North & South

STRAIGHT FROM THE HEART

Oh, Shayne Carter. Rock god. Guitar neck thrust into the faces of the front row. Crouching. Grinding. Killing it. All that pouting they always talk about. A big sound in a small room. Sex and sweat and rock’n’roll. His shoes look pretty ordinary, though – like ones you’d get from Hannahs when your kid goes to college.

It’s December, and Carter is in Wellington doing two gigs: half the show is songs from his former band Dimmer, and the other half is from the earlier Straitjacket Fits days. About 25 years covered in those bands, and the two sets reprise much of the gold that came from that time. Carter closes his eyes in the chorus, and devotees repeat the words with him. The sensible ones wear earplugs. The reckless let the chords burn.

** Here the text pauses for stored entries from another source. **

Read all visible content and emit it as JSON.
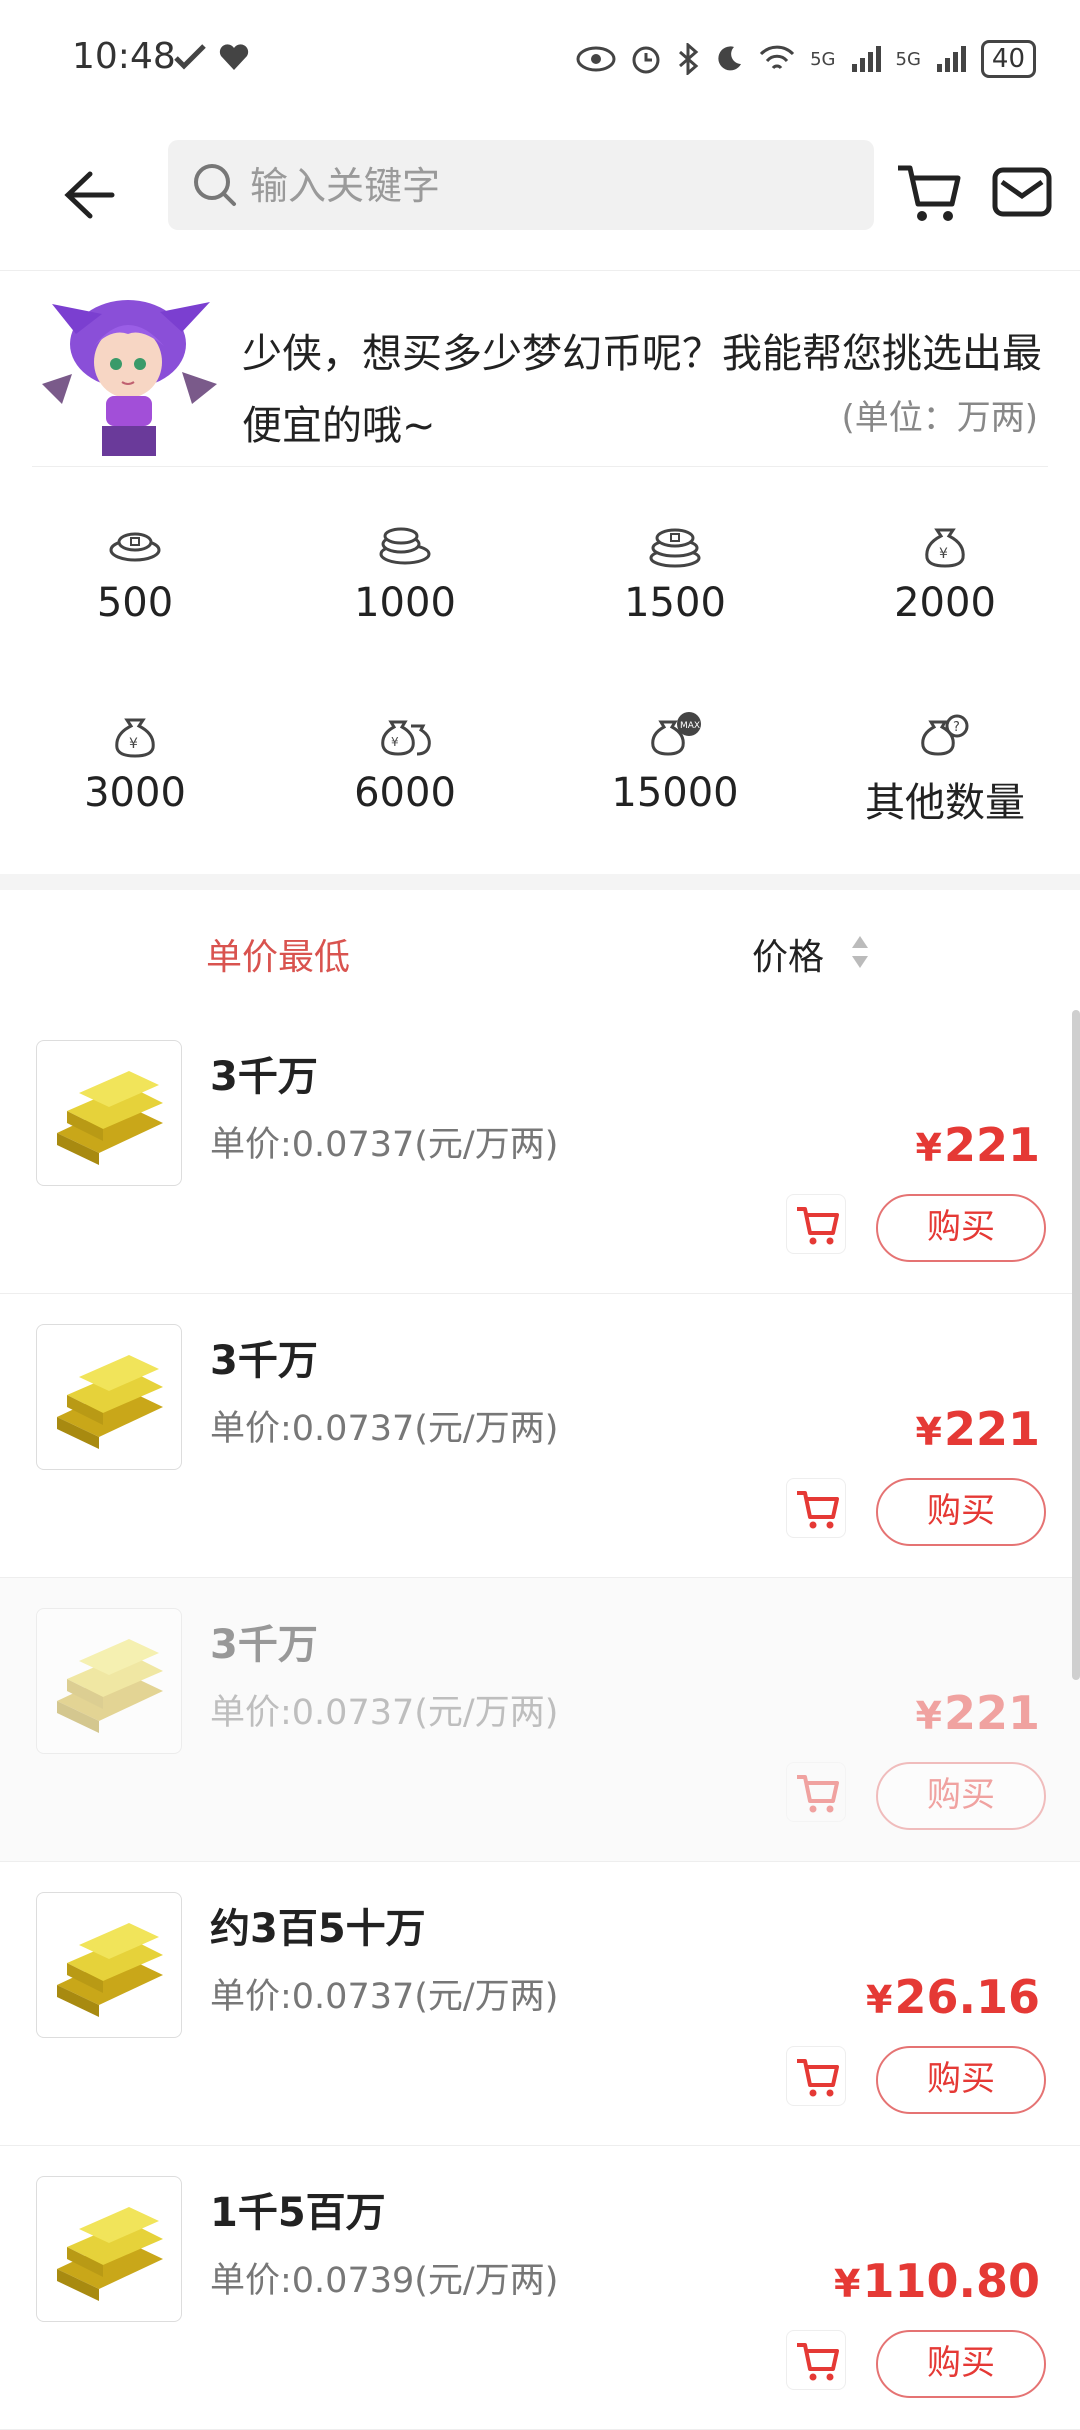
{
  "status": {
    "time": "10:48",
    "battery": "40",
    "signal1": "5G",
    "signal2": "5G"
  },
  "search": {
    "placeholder": "输入关键字"
  },
  "assistant": {
    "message": "少侠，想买多少梦幻币呢？我能帮您挑选出最便宜的哦~",
    "unit": "(单位：万两)"
  },
  "amounts": [
    {
      "label": "500",
      "icon": "coins-small-icon"
    },
    {
      "label": "1000",
      "icon": "coins-stack-icon"
    },
    {
      "label": "1500",
      "icon": "coins-pile-icon"
    },
    {
      "label": "2000",
      "icon": "money-bag-icon"
    },
    {
      "label": "3000",
      "icon": "money-bag-icon"
    },
    {
      "label": "6000",
      "icon": "money-bags-icon"
    },
    {
      "label": "15000",
      "icon": "money-bag-max-icon"
    },
    {
      "label": "其他数量",
      "icon": "money-bag-question-icon"
    }
  ],
  "sort": {
    "lowest": "单价最低",
    "price": "价格"
  },
  "listings": [
    {
      "title": "3千万",
      "unit_price": "单价:0.0737(元/万两)",
      "currency": "¥",
      "price": "221",
      "buy": "购买"
    },
    {
      "title": "3千万",
      "unit_price": "单价:0.0737(元/万两)",
      "currency": "¥",
      "price": "221",
      "buy": "购买"
    },
    {
      "title": "3千万",
      "unit_price": "单价:0.0737(元/万两)",
      "currency": "¥",
      "price": "221",
      "buy": "购买"
    },
    {
      "title": "约3百5十万",
      "unit_price": "单价:0.0737(元/万两)",
      "currency": "¥",
      "price": "26.16",
      "buy": "购买"
    },
    {
      "title": "1千5百万",
      "unit_price": "单价:0.0739(元/万两)",
      "currency": "¥",
      "price": "110.80",
      "buy": "购买"
    }
  ],
  "colors": {
    "accent": "#e53935",
    "sort_active": "#d9534f",
    "gold": "#e6c229"
  }
}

If anyone is New Zealand’s Mick Jagger, it’s Carter: Jagger without the string of illegitimate children and tax evasion. Jagger without the pilates and heart surgery. Jagger with less prancing. Jagger with a wanging guitar. Jagger with a whole lot more shit in his past.

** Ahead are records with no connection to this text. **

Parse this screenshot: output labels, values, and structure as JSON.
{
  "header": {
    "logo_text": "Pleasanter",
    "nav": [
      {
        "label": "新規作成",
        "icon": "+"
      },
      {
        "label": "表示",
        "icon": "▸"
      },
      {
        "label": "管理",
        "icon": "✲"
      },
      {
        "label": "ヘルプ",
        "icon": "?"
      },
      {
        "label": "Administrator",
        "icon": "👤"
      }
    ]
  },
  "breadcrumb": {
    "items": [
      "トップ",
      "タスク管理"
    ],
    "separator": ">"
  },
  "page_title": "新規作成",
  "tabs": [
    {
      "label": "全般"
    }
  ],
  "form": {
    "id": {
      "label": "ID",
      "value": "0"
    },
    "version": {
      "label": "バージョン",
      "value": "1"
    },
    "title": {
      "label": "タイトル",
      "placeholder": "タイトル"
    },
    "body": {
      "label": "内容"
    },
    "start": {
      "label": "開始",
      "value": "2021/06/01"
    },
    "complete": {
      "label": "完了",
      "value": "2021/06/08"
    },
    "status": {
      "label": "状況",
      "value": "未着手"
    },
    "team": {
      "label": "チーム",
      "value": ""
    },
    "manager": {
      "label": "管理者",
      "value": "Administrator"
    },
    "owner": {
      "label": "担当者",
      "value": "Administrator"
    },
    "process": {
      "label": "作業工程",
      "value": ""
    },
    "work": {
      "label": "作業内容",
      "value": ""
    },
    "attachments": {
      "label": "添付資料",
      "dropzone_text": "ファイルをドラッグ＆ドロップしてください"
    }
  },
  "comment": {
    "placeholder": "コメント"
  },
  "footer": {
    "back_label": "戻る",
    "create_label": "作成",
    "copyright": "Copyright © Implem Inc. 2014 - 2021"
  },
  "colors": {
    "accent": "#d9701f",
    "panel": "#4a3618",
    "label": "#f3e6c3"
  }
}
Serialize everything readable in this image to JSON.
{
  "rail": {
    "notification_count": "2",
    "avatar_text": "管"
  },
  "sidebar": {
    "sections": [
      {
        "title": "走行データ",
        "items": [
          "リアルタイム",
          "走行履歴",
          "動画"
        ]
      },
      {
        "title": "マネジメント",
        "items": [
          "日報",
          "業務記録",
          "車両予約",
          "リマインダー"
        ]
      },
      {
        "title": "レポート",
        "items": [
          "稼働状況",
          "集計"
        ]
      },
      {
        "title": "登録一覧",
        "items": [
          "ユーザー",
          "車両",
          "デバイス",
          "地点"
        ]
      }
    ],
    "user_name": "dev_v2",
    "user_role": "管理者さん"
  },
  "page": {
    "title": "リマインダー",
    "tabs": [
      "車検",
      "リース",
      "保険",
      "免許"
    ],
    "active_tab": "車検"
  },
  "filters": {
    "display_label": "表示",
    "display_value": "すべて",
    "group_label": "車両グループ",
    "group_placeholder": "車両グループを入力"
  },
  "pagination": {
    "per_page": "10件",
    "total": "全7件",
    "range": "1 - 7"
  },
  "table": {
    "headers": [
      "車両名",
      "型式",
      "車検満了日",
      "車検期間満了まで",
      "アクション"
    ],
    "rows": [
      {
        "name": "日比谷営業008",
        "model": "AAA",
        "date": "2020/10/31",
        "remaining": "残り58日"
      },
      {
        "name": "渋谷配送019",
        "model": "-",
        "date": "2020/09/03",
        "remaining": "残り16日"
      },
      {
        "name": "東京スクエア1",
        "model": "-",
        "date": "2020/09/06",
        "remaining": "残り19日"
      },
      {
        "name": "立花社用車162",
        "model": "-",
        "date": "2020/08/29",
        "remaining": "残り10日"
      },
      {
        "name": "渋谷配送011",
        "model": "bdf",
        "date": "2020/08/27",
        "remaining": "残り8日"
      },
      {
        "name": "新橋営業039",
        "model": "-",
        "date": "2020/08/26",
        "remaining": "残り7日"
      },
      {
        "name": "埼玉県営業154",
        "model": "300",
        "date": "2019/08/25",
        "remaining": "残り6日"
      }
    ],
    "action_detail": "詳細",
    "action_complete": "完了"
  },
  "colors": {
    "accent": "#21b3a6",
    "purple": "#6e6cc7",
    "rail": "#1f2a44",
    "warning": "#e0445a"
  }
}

We know much about Carter’s upbringing and much of the shittiness it contained, because he details it in his new autobiography, Dead People I Have Known. About the physical violence; about the drinking; about the hidings; his parents splitting and the new father; the depression; loathing school; the sexual abuse on the family’s fringes; the grim contours of life on the slopes of a working-class Dunedin suburb.